Quelle est la cause des pénuries de médicaments ?
De fin mai à fin août, la Belgique a été touchée par une pénurie de médicaments, et plus précisément de l'Hydrea. "Ce médicament, utilisé dans le traitement de plusieurs formes de cancers du sang et d'affections sanguines, n'était plus disponible chez nous. Si les patients pouvaient heureusement s'en procurer via des commandes à l'étranger, nous avons reçu le témoignage d'une personne ayant déboursé jusqu'à 100 € pour une boîte de 100 comprimés, alors que ce médicament est normalement intégralement remboursé", informe Martine Van Hecke, experte santé chez Testachats.
Coup de projecteur sur les motifs de ces pénuries et leurs conséquences pour les patients.
Comment surviennent les pénuries de médicaments ?
Lorsque les brevets qui protègent les médicaments expirent, ceux-ci semblent plus exposés aux problèmes d'approvisionnement par la suite. La raison est simple : une fois le brevet expiré, les prix chutent, ce qui fait baisser les marges bénéficiaires pour les entreprises pharmaceutiques. Elles sont donc moins disposées à investir pour maintenir un approvisionnement suffisant et fluide.

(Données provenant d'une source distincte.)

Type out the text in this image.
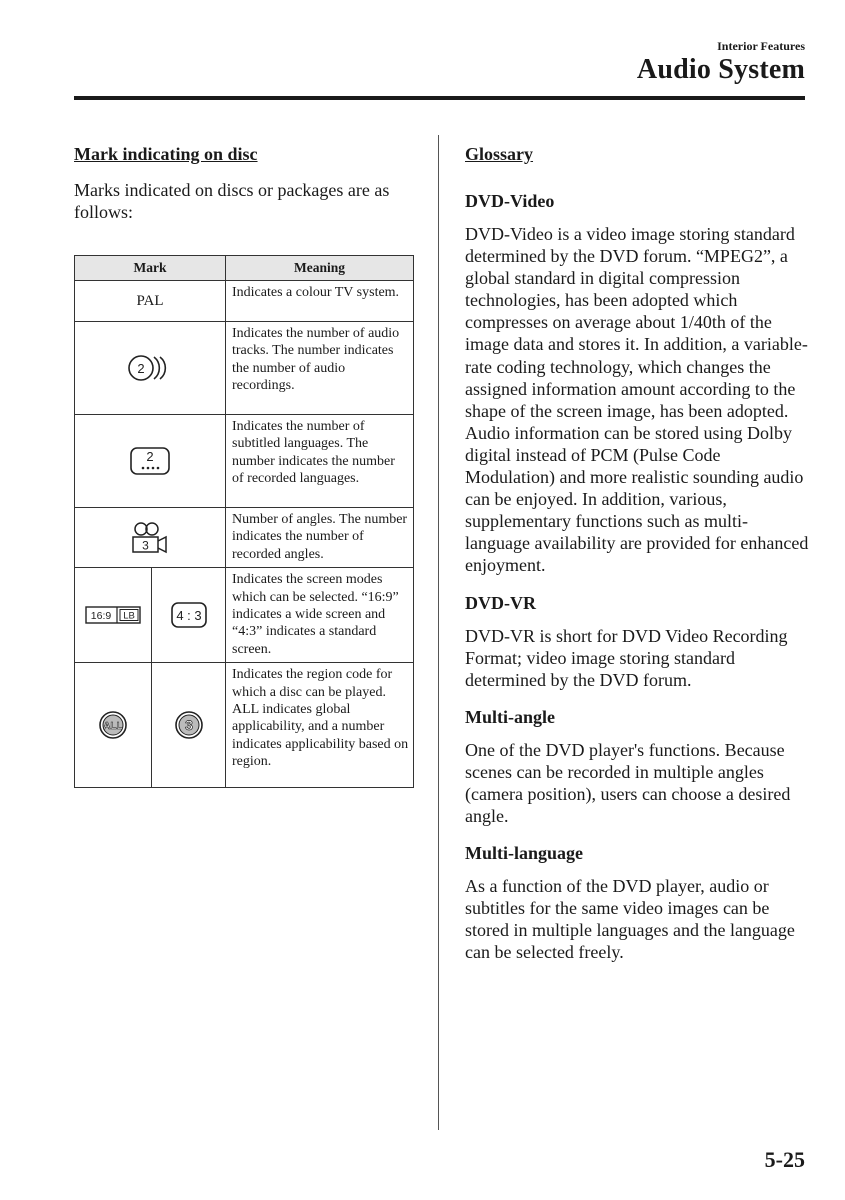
Interior Features
Audio System
Mark indicating on disc

Marks indicated on discs or packages are as follows:

Mark		Meaning
PAL		Indicates a colour TV system.

2		Indicates the number of audio tracks. The number indicates the number of audio recordings.

2		Indicates the number of subtitled languages. The number indicates the number of recorded languages.

3		Number of angles. The number indicates the number of recorded angles.

16:9 LB	4 : 3	Indicates the screen modes which can be selected. “16:9” indicates a wide screen and “4:3” indicates a standard screen.

ALL	3	Indicates the region code for which a disc can be played. ALL indicates global applicability, and a number indicates applicability based on region.
Glossary
DVD-Video

DVD-Video is a video image storing standard determined by the DVD forum. “MPEG2”, a global standard in digital compression technologies, has been adopted which compresses on average about 1/40th of the image data and stores it. In addition, a variable-rate coding technology, which changes the assigned information amount according to the shape of the screen image, has been adopted. Audio information can be stored using Dolby digital instead of PCM (Pulse Code Modulation) and more realistic sounding audio can be enjoyed. In addition, various, supplementary functions such as multi-language availability are provided for enhanced enjoyment.

DVD-VR

DVD-VR is short for DVD Video Recording Format; video image storing standard determined by the DVD forum.

Multi-angle

One of the DVD player's functions. Because scenes can be recorded in multiple angles (camera position), users can choose a desired angle.

Multi-language

As a function of the DVD player, audio or subtitles for the same video images can be stored in multiple languages and the language can be selected freely.

5-25
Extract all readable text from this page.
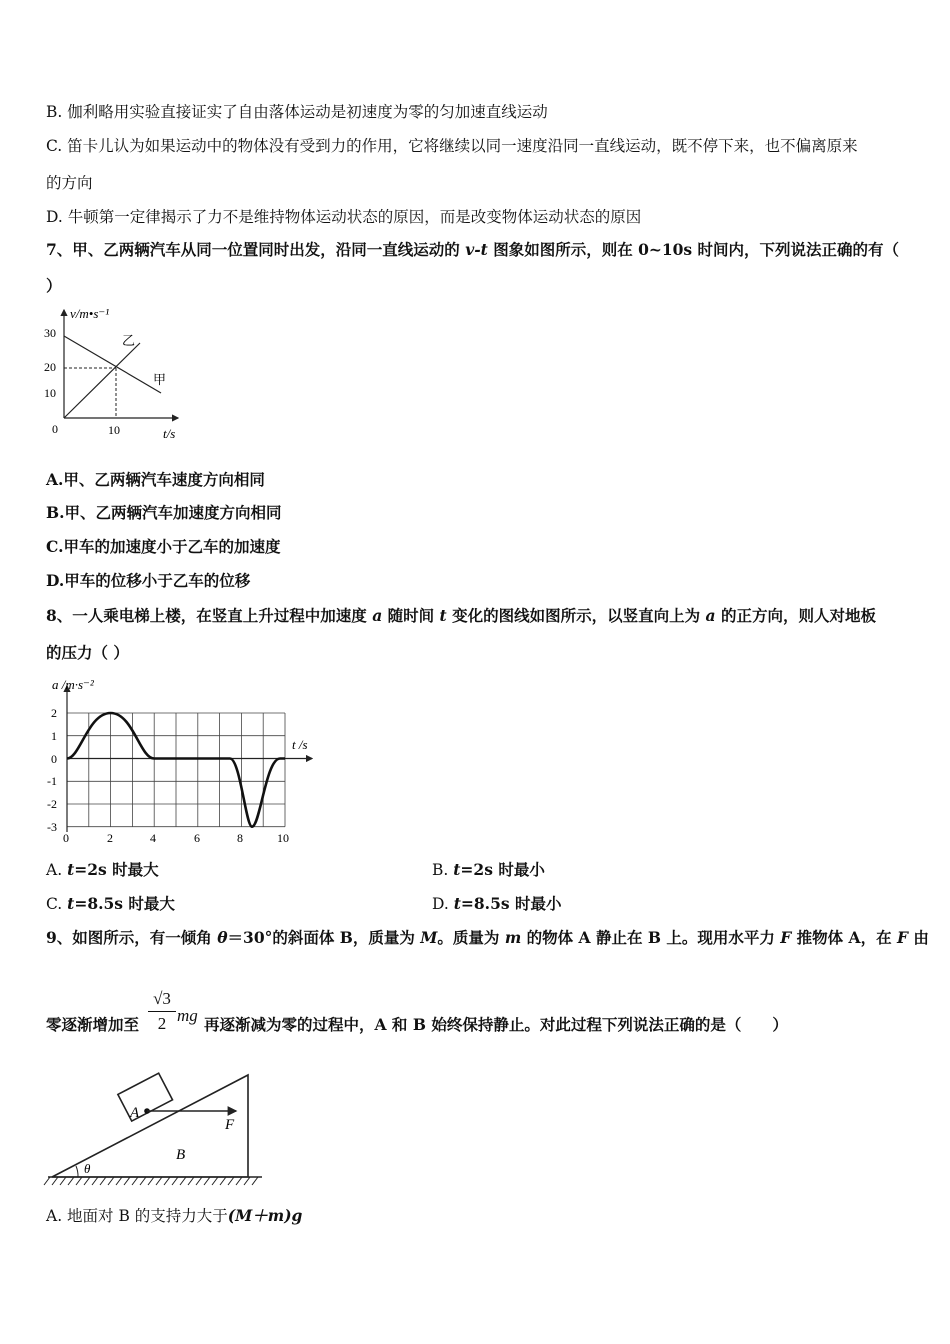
B. 伽利略用实验直接证实了自由落体运动是初速度为零的匀加速直线运动
C. 笛卡儿认为如果运动中的物体没有受到力的作用，它将继续以同一速度沿同一直线运动，既不停下来，也不偏离原来
的方向
D. 牛顿第一定律揭示了力不是维持物体运动状态的原因，而是改变物体运动状态的原因
7、甲、乙两辆汽车从同一位置同时出发，沿同一直线运动的 v-t 图象如图所示，则在 0~10s 时间内，下列说法正确的有（
）
v/m•s⁻¹
30
20
10
0	10	t/s
乙
甲
A.甲、乙两辆汽车速度方向相同
B.甲、乙两辆汽车加速度方向相同
C.甲车的加速度小于乙车的加速度
D.甲车的位移小于乙车的位移
8、一人乘电梯上楼，在竖直上升过程中加速度 a 随时间 t 变化的图线如图所示，以竖直向上为 a 的正方向，则人对地板
的压力（ ）
a /m·s⁻²
t /s
2
1
0
-1
-2
-3
0	2	4	6	8	10
A. t=2s 时最大	B. t=2s 时最小
C. t=8.5s 时最大	D. t=8.5s 时最小
9、如图所示，有一倾角 θ＝30°的斜面体 B，质量为 M。质量为 m 的物体 A 静止在 B 上。现用水平力 F 推物体 A，在 F 由
零逐渐增加至
√3
2 mg 再逐渐减为零的过程中，A 和 B 始终保持静止。对此过程下列说法正确的是（　　）
A
F
B
θ
A. 地面对 B 的支持力大于(M＋m)g
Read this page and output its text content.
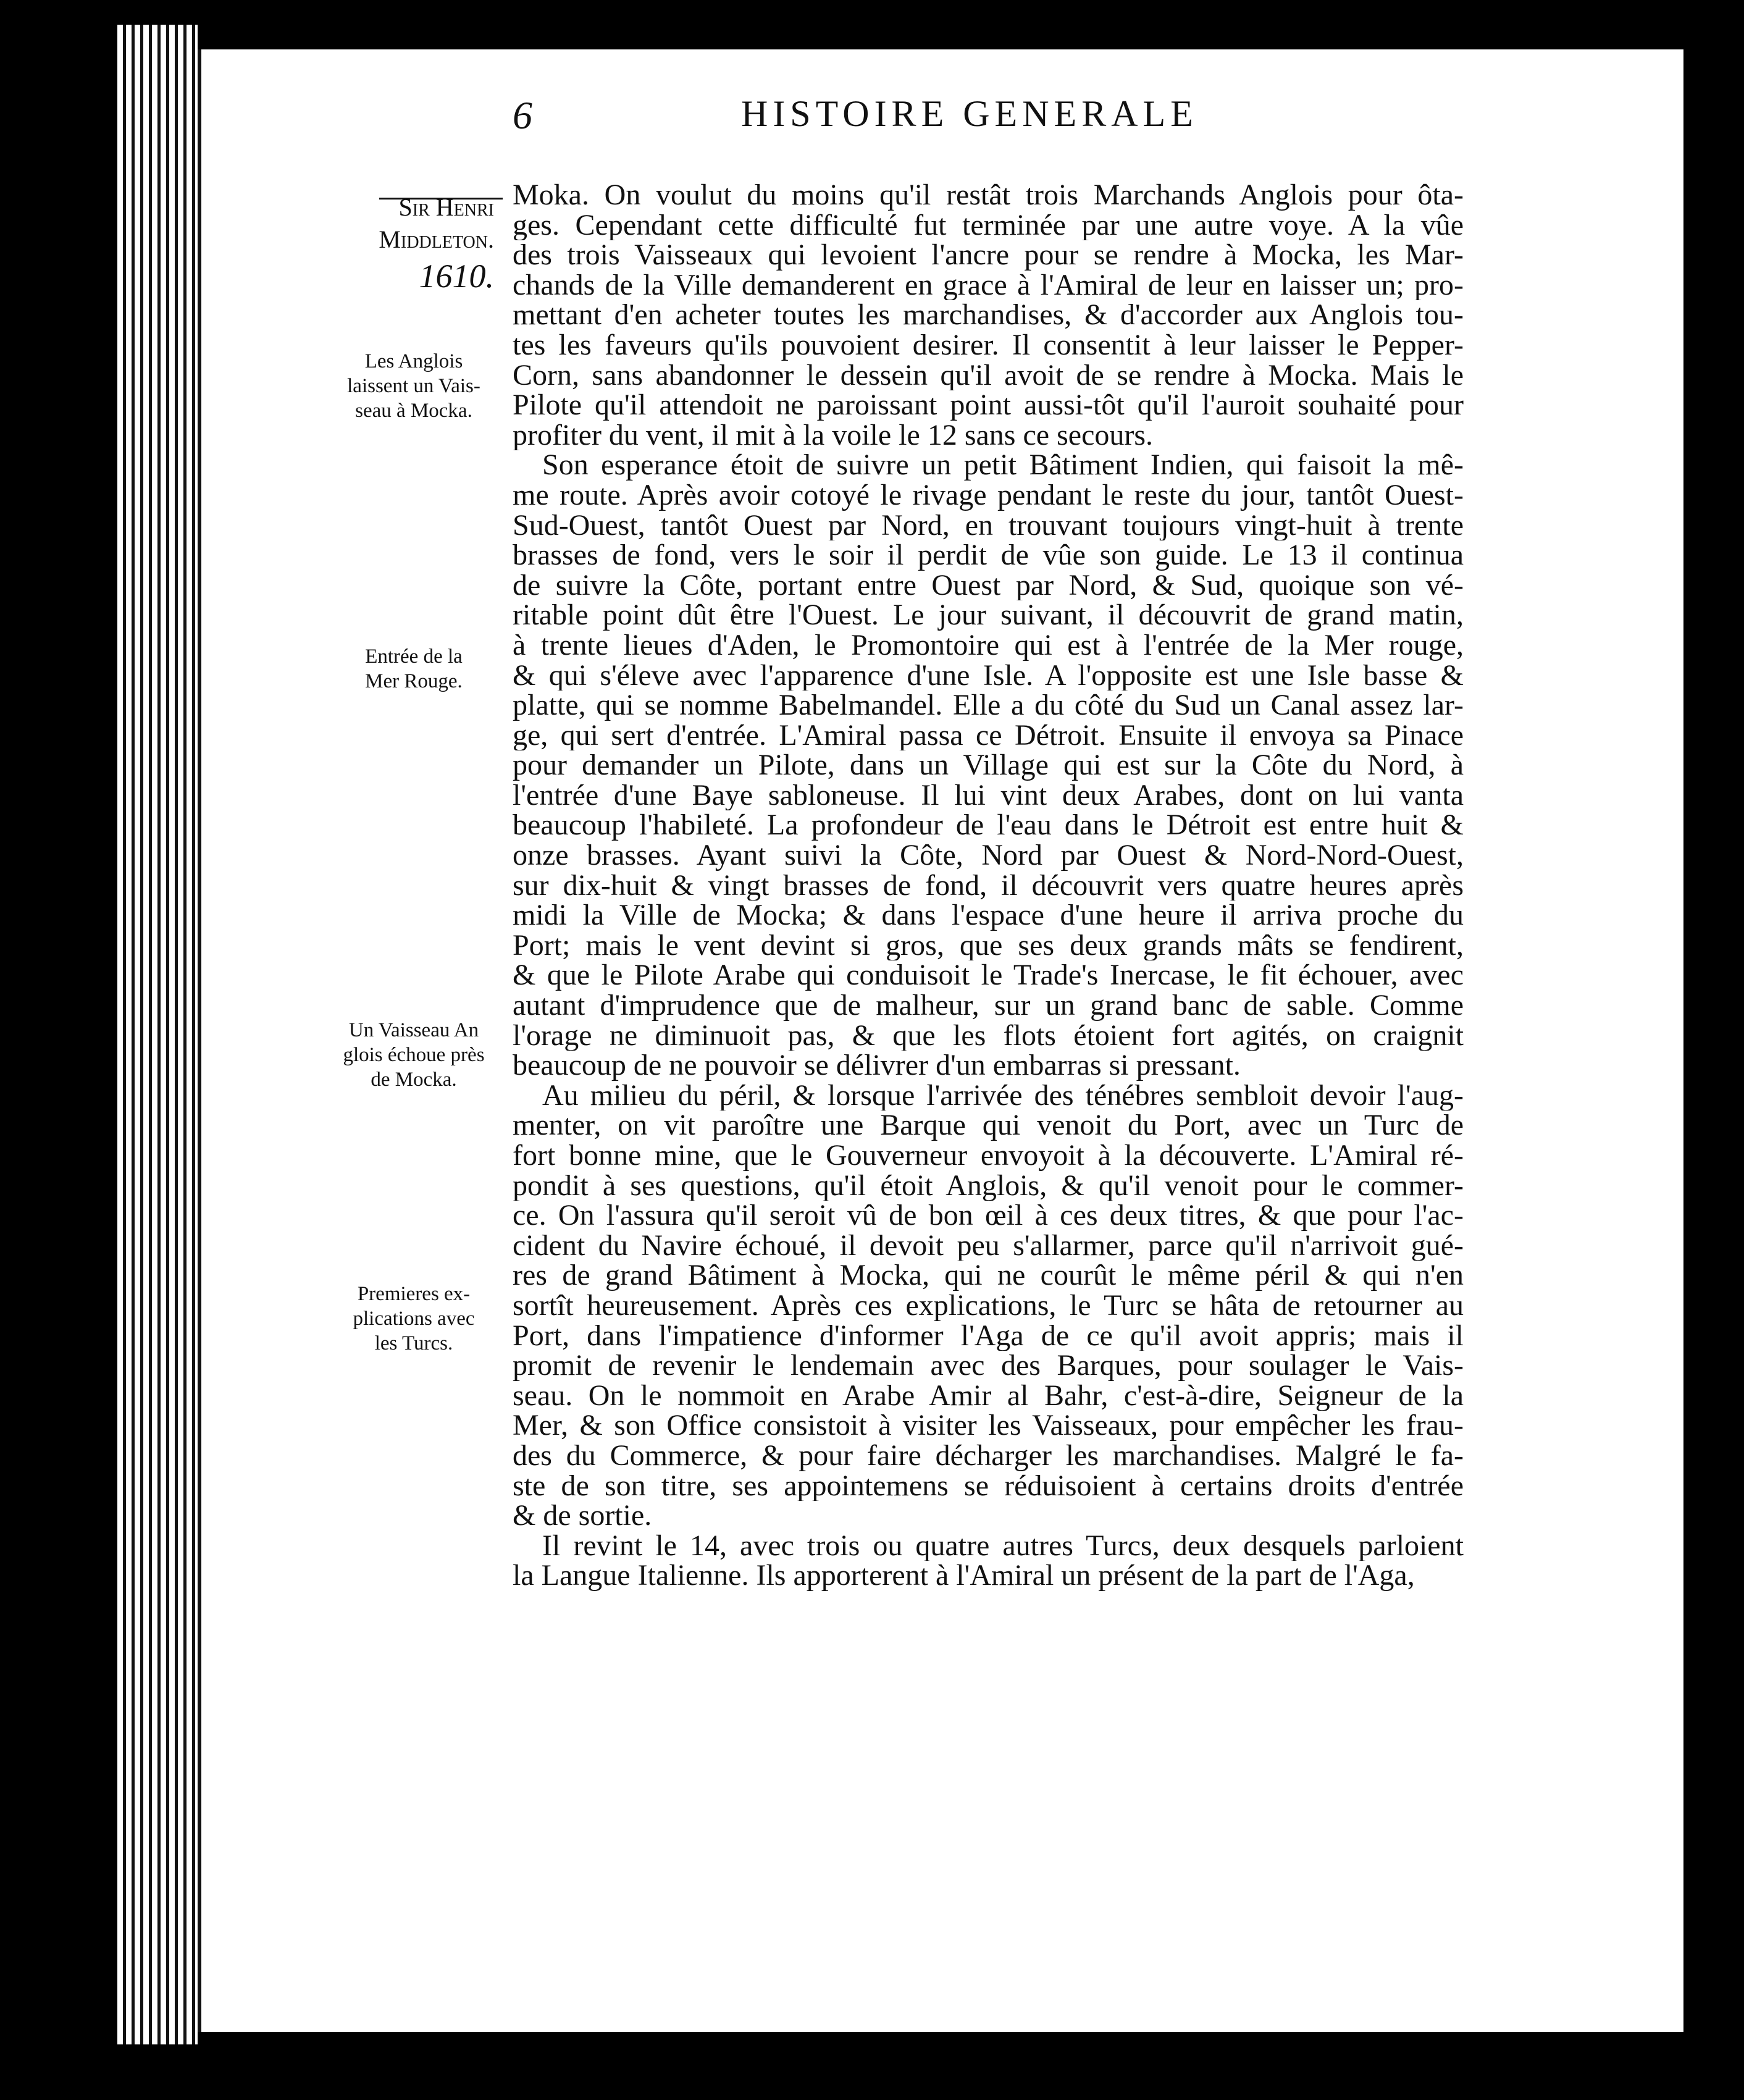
6	HISTOIRE GENERALE
Sir Henri
Middleton.
1610.
Les Anglois
laissent un Vais-
seau à Mocka.
Entrée de la
Mer Rouge.
Un Vaisseau An
glois échoue près
de Mocka.
Premieres ex-
plications avec
les Turcs.
Moka. On voulut du moins qu'il restât trois Marchands Anglois pour ôta-
ges. Cependant cette difficulté fut terminée par une autre voye. A la vûe
des trois Vaisseaux qui levoient l'ancre pour se rendre à Mocka, les Mar-
chands de la Ville demanderent en grace à l'Amiral de leur en laisser un; pro-
mettant d'en acheter toutes les marchandises, & d'accorder aux Anglois tou-
tes les faveurs qu'ils pouvoient desirer. Il consentit à leur laisser le Pepper-
Corn, sans abandonner le dessein qu'il avoit de se rendre à Mocka. Mais le
Pilote qu'il attendoit ne paroissant point aussi-tôt qu'il l'auroit souhaité pour
profiter du vent, il mit à la voile le 12 sans ce secours.
Son esperance étoit de suivre un petit Bâtiment Indien, qui faisoit la mê-
me route. Après avoir cotoyé le rivage pendant le reste du jour, tantôt Ouest-
Sud-Ouest, tantôt Ouest par Nord, en trouvant toujours vingt-huit à trente
brasses de fond, vers le soir il perdit de vûe son guide. Le 13 il continua
de suivre la Côte, portant entre Ouest par Nord, & Sud, quoique son vé-
ritable point dût être l'Ouest. Le jour suivant, il découvrit de grand matin,
à trente lieues d'Aden, le Promontoire qui est à l'entrée de la Mer rouge,
& qui s'éleve avec l'apparence d'une Isle. A l'opposite est une Isle basse &
platte, qui se nomme Babelmandel. Elle a du côté du Sud un Canal assez lar-
ge, qui sert d'entrée. L'Amiral passa ce Détroit. Ensuite il envoya sa Pinace
pour demander un Pilote, dans un Village qui est sur la Côte du Nord, à
l'entrée d'une Baye sabloneuse. Il lui vint deux Arabes, dont on lui vanta
beaucoup l'habileté. La profondeur de l'eau dans le Détroit est entre huit &
onze brasses. Ayant suivi la Côte, Nord par Ouest & Nord-Nord-Ouest,
sur dix-huit & vingt brasses de fond, il découvrit vers quatre heures après
midi la Ville de Mocka; & dans l'espace d'une heure il arriva proche du
Port; mais le vent devint si gros, que ses deux grands mâts se fendirent,
& que le Pilote Arabe qui conduisoit le Trade's Inercase, le fit échouer, avec
autant d'imprudence que de malheur, sur un grand banc de sable. Comme
l'orage ne diminuoit pas, & que les flots étoient fort agités, on craignit
beaucoup de ne pouvoir se délivrer d'un embarras si pressant.
Au milieu du péril, & lorsque l'arrivée des ténébres sembloit devoir l'aug-
menter, on vit paroître une Barque qui venoit du Port, avec un Turc de
fort bonne mine, que le Gouverneur envoyoit à la découverte. L'Amiral ré-
pondit à ses questions, qu'il étoit Anglois, & qu'il venoit pour le commer-
ce. On l'assura qu'il seroit vû de bon œil à ces deux titres, & que pour l'ac-
cident du Navire échoué, il devoit peu s'allarmer, parce qu'il n'arrivoit gué-
res de grand Bâtiment à Mocka, qui ne courût le même péril & qui n'en
sortît heureusement. Après ces explications, le Turc se hâta de retourner au
Port, dans l'impatience d'informer l'Aga de ce qu'il avoit appris; mais il
promit de revenir le lendemain avec des Barques, pour soulager le Vais-
seau. On le nommoit en Arabe Amir al Bahr, c'est-à-dire, Seigneur de la
Mer, & son Office consistoit à visiter les Vaisseaux, pour empêcher les frau-
des du Commerce, & pour faire décharger les marchandises. Malgré le fa-
ste de son titre, ses appointemens se réduisoient à certains droits d'entrée
& de sortie.
Il revint le 14, avec trois ou quatre autres Turcs, deux desquels parloient
la Langue Italienne. Ils apporterent à l'Amiral un présent de la part de l'Aga,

"Si des problèmes surviennent au sein d'une entreprise au niveau de la production, et qu'elle doit choisir entre deux médicaments, elle privilégiera plutôt le médicament le plus rentable aux dépens de l'autre. D'autres raisons, au niveau de la production ou de la distribution, peuvent également provoquer des pénuries", explique-t-elle.
Notre dossier complet sur les pénuries de médicaments
Politiques nationales en matière de médicaments
Il est fréquent que des médicaments indisponibles dans notre pays soient pourtant disponibles à l'étranger, preuve que des facteurs nationaux entrent également en jeu. L'un d'eux est par exemple le prix de vente du médicament, les firmes pharmaceutiques donnant ainsi la priorité à certains marchés nationaux plutôt qu'à d'autres.
En Belgique, la fixation des prix des médicaments incombe au ministre de l'Économie, et les décisions liées au remboursement sont prises par le ministre des Affaires sociales. Des obligations spécifiques encadrent par ailleurs les médicaments remboursés plus anciens, dont le prix doit être revu à la baisse. Le prix de vente pouvant alors devenir très bas, les entreprises peuvent demander une révision lorsqu'elles jugent qu'une certaine rentabilité n'est plus atteinte. Pour ce faire, elles doivent rendre des dossiers comprenant entre autres des informations sur les coûts de production, un point sur lequel... elles préfèrent ne pas communiquer.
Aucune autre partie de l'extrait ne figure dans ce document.